Think again. Think the tighthead prop, the best of whom are earning a cool £250,000 ($716,000) a year.
Based on their rarity and specialist skills, props - and particularly tightheads - have been the subject of almost every significant tug of war in this year's transfer market.
And when the player on the end of the rope is, say, the 1.82m, 120kg tighthead Kees Meeuws, it takes quite a tug.
Meeuws quit French club Castres in June after a fall-out with the coach and Harlequins, desperate to sign big in the tight five on their return to the English Premiership, offered £130,000 a year for the 32-year-old veteran of 42 All Black tests.
They were not even close. Meeuws could name his price at more than £200,000 a year, including a house and a car, and another French side, Agen, paid it.
"There's no doubt a tighthead prop is more valuable than any other player because there's fewer of them of the right quality," says Mike Burton, a leading player agent and veteran of England's front row of the 1970s.
"A prop of the right credentials starts at £150,000, going up to £250,000."
Says Quins team manager Mike Scott: "A top quality tighthead is so scarce, it's frightening.

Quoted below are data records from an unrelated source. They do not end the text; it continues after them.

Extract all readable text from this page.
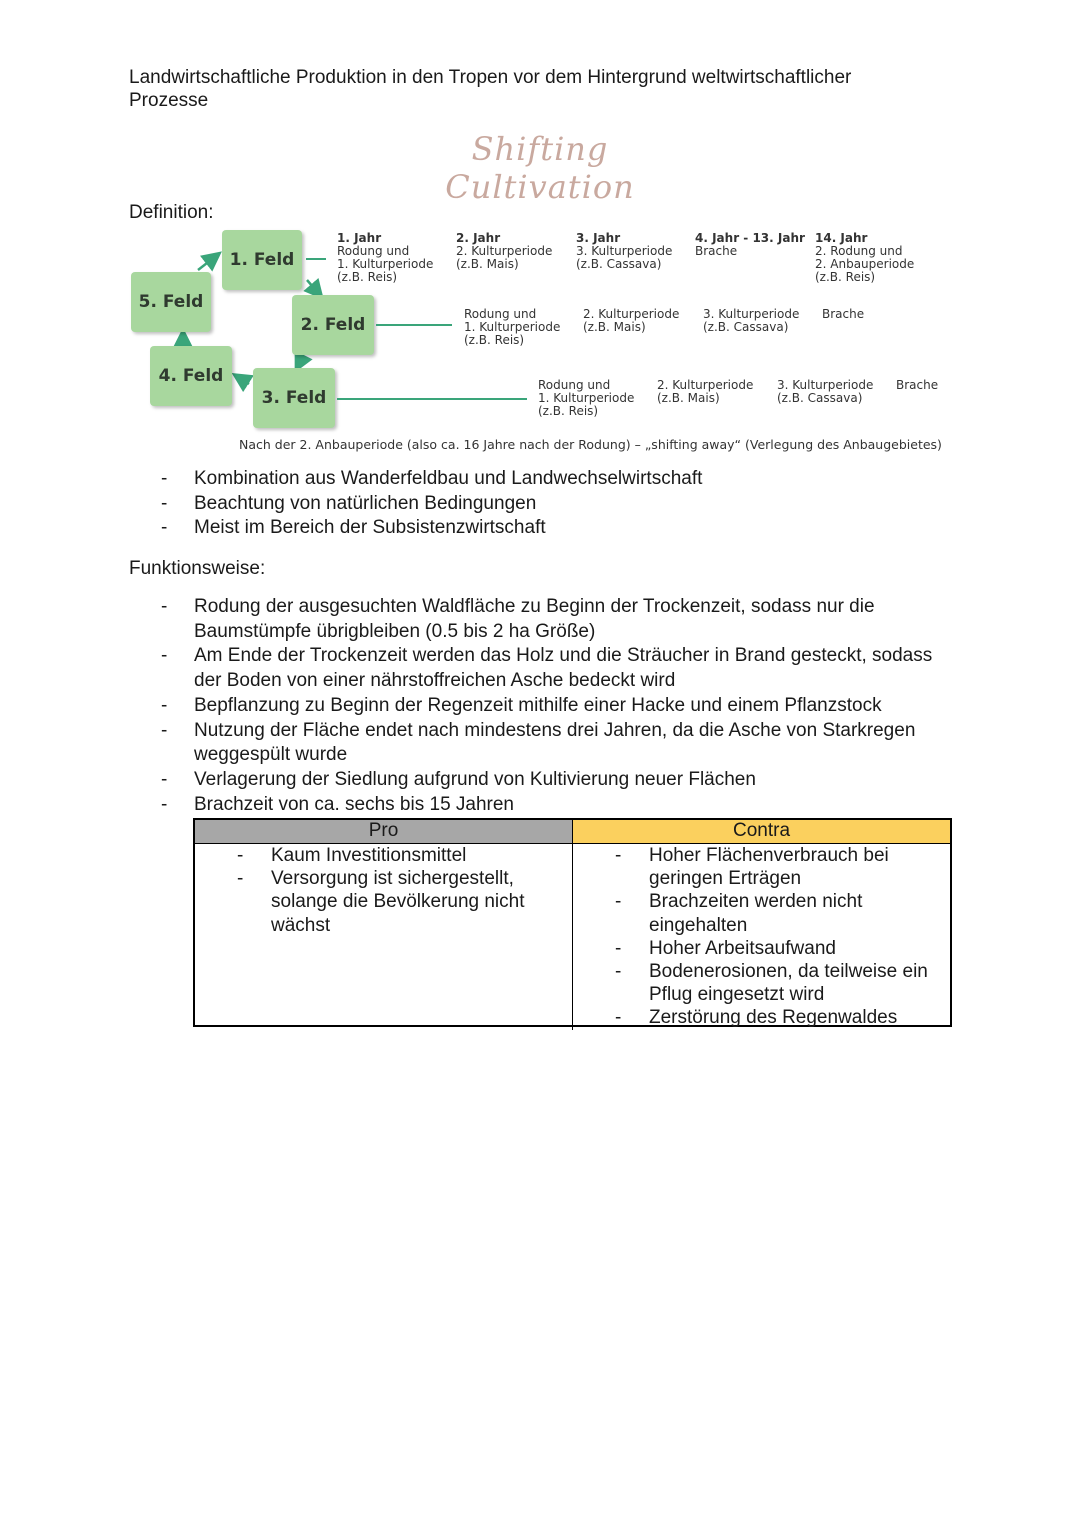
Landwirtschaftliche Produktion in den Tropen vor dem Hintergrund weltwirtschaftlicher Prozesse
Shifting Cultivation
Definition:
1. Feld
2. Feld
3. Feld
4. Feld
5. Feld
1. Jahr
Rodung und
1. Kulturperiode
(z.B. Reis)
2. Jahr
2. Kulturperiode
(z.B. Mais)
3. Jahr
3. Kulturperiode
(z.B. Cassava)
4. Jahr - 13. Jahr
Brache
14. Jahr
2. Rodung und
2. Anbauperiode
(z.B. Reis)
Rodung und
1. Kulturperiode
(z.B. Reis)
2. Kulturperiode
(z.B. Mais)
3. Kulturperiode
(z.B. Cassava)
Brache
Rodung und
1. Kulturperiode
(z.B. Reis)
2. Kulturperiode
(z.B. Mais)
3. Kulturperiode
(z.B. Cassava)
Brache
Nach der 2. Anbauperiode (also ca. 16 Jahre nach der Rodung) – „shifting away“ (Verlegung des Anbaugebietes)
- Kombination aus Wanderfeldbau und Landwechselwirtschaft
- Beachtung von natürlichen Bedingungen
- Meist im Bereich der Subsistenzwirtschaft
Funktionsweise:
- Rodung der ausgesuchten Waldfläche zu Beginn der Trockenzeit, sodass nur die Baumstümpfe übrigbleiben (0.5 bis 2 ha Größe)
- Am Ende der Trockenzeit werden das Holz und die Sträucher in Brand gesteckt, sodass der Boden von einer nährstoffreichen Asche bedeckt wird
- Bepflanzung zu Beginn der Regenzeit mithilfe einer Hacke und einem Pflanzstock
- Nutzung der Fläche endet nach mindestens drei Jahren, da die Asche von Starkregen weggespült wurde
- Verlagerung der Siedlung aufgrund von Kultivierung neuer Flächen
- Brachzeit von ca. sechs bis 15 Jahren
Pro	Contra
- Kaum Investitionsmittel
- Versorgung ist sichergestellt, solange die Bevölkerung nicht wächst
- Hoher Flächenverbrauch bei geringen Erträgen
- Brachzeiten werden nicht eingehalten
- Hoher Arbeitsaufwand
- Bodenerosionen, da teilweise ein Pflug eingesetzt wird
- Zerstörung des Regenwaldes
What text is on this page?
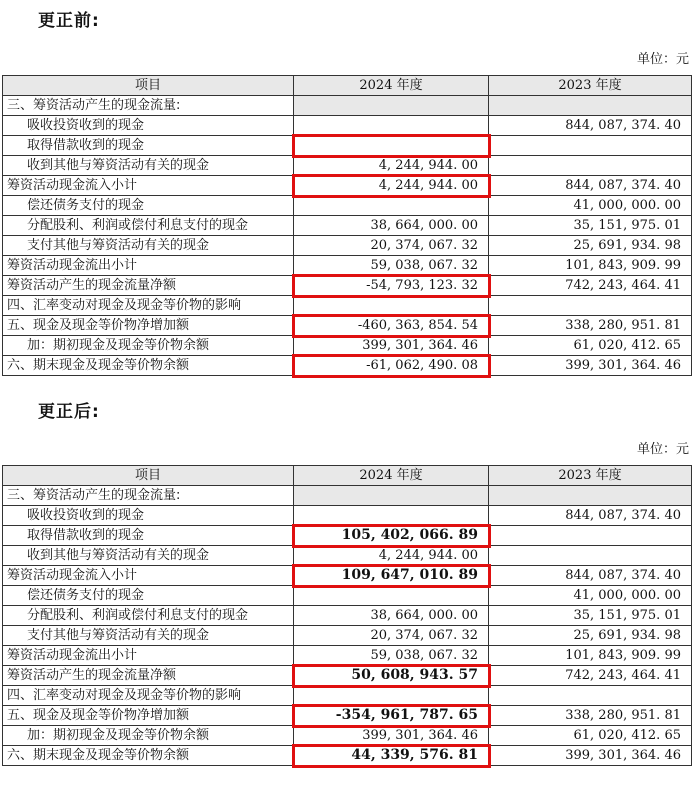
更正前:
单位：元
项目	2024 年度	2023 年度
三、筹资活动产生的现金流量:		
吸收投资收到的现金		844, 087, 374. 40
取得借款收到的现金		
收到其他与筹资活动有关的现金	4, 244, 944. 00	
筹资活动现金流入小计	4, 244, 944. 00	844, 087, 374. 40
偿还债务支付的现金		41, 000, 000. 00
分配股利、利润或偿付利息支付的现金	38, 664, 000. 00	35, 151, 975. 01
支付其他与筹资活动有关的现金	20, 374, 067. 32	25, 691, 934. 98
筹资活动现金流出小计	59, 038, 067. 32	101, 843, 909. 99
筹资活动产生的现金流量净额	-54, 793, 123. 32	742, 243, 464. 41
四、汇率变动对现金及现金等价物的影响		
五、现金及现金等价物净增加额	-460, 363, 854. 54	338, 280, 951. 81
加：期初现金及现金等价物余额	399, 301, 364. 46	61, 020, 412. 65
六、期末现金及现金等价物余额	-61, 062, 490. 08	399, 301, 364. 46
更正后:
单位：元
项目	2024 年度	2023 年度
三、筹资活动产生的现金流量:		
吸收投资收到的现金		844, 087, 374. 40
取得借款收到的现金	105, 402, 066. 89	
收到其他与筹资活动有关的现金	4, 244, 944. 00	
筹资活动现金流入小计	109, 647, 010. 89	844, 087, 374. 40
偿还债务支付的现金		41, 000, 000. 00
分配股利、利润或偿付利息支付的现金	38, 664, 000. 00	35, 151, 975. 01
支付其他与筹资活动有关的现金	20, 374, 067. 32	25, 691, 934. 98
筹资活动现金流出小计	59, 038, 067. 32	101, 843, 909. 99
筹资活动产生的现金流量净额	50, 608, 943. 57	742, 243, 464. 41
四、汇率变动对现金及现金等价物的影响		
五、现金及现金等价物净增加额	-354, 961, 787. 65	338, 280, 951. 81
加：期初现金及现金等价物余额	399, 301, 364. 46	61, 020, 412. 65
六、期末现金及现金等价物余额	44, 339, 576. 81	399, 301, 364. 46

"The best are getting £180,000 or £190,000 a year, which is more than a top fly-half."
The England No 10, Charlie Hodgson, is reckoned to be on a basic £160,000 a year at Sale.
Wasps' forwards coach, former All Black prop Craig Dowd, agrees that a good prop is hard to find, using the recently signed England front rower Phil Vickery as an example.

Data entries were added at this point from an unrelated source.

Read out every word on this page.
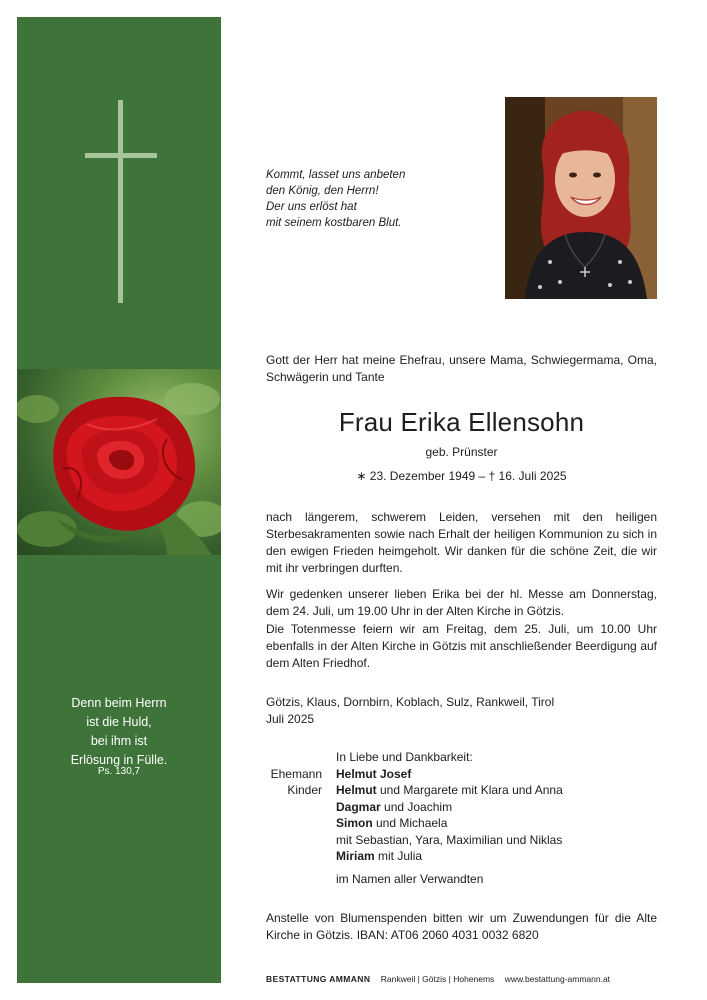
Denn beim Herrn
ist die Huld,
bei ihm ist
Erlösung in Fülle.
Ps. 130,7
Kommt, lasset uns anbeten
den König, den Herrn!
Der uns erlöst hat
mit seinem kostbaren Blut.
Gott der Herr hat meine Ehefrau, unsere Mama, Schwiegermama, Oma, Schwägerin und Tante
Frau Erika Ellensohn
geb. Prünster
∗ 23. Dezember 1949 – † 16. Juli 2025
nach längerem, schwerem Leiden, versehen mit den heiligen Sterbesakramenten sowie nach Erhalt der heiligen Kommunion zu sich in den ewigen Frieden heimgeholt. Wir danken für die schöne Zeit, die wir mit ihr verbringen durften.
Wir gedenken unserer lieben Erika bei der hl. Messe am Donnerstag, dem 24. Juli, um 19.00 Uhr in der Alten Kirche in Götzis.
Die Totenmesse feiern wir am Freitag, dem 25. Juli, um 10.00 Uhr ebenfalls in der Alten Kirche in Götzis mit anschließender Beerdigung auf dem Alten Friedhof.
Götzis, Klaus, Dornbirn, Koblach, Sulz, Rankweil, Tirol
Juli 2025
In Liebe und Dankbarkeit:
Ehemann	Helmut Josef
Kinder	Helmut und Margarete mit Klara und Anna
Dagmar und Joachim
Simon und Michaela
mit Sebastian, Yara, Maximilian und Niklas
Miriam mit Julia
im Namen aller Verwandten
Anstelle von Blumenspenden bitten wir um Zuwendungen für die Alte Kirche in Götzis. IBAN: AT06 2060 4031 0032 6820
BESTATTUNG AMMANN Rankweil | Götzis | Hohenems www.bestattung-ammann.at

"Before we got Phil we'd turned over every rock in world rugby to try and find a decent tighthead. Whenever we found one he'd be gone before we had a chance. The tighthead is the cornerstone of your pack and you build a team around him. He's the plug: take him out and everything else goes gushing down the hole."
Burton says there are few players in the right size range to play prop and fewer with the right mental approach.
"You need someone who's a gunslinger. If I've got a young prop I rate highly I'll make sure he's not on a long contract. Because as soon as he goes in and holds his own in a big game his value will shoot up."
And therein lies the downside for this newly rich breed formerly known as stomachus rotundus: they have to wait until their mid-20s before they can cash in.
Quins' London rivals Saracens have secured Taranaki tighthead Census Johnson, 25, who is due to arrive in November next month. Johnson played for super-rich Biarritz last season and gave them a verbal promise he'd be back, until Saracens made him an offer he didn't care to refuse.
"We're very fortunate," said Alan Gaffney, Saracens' director of rugby. Very generous, too, in all likelihood, although Johnson's exact deal is undisclosed. For their pains, the front-row monsters are having a ball.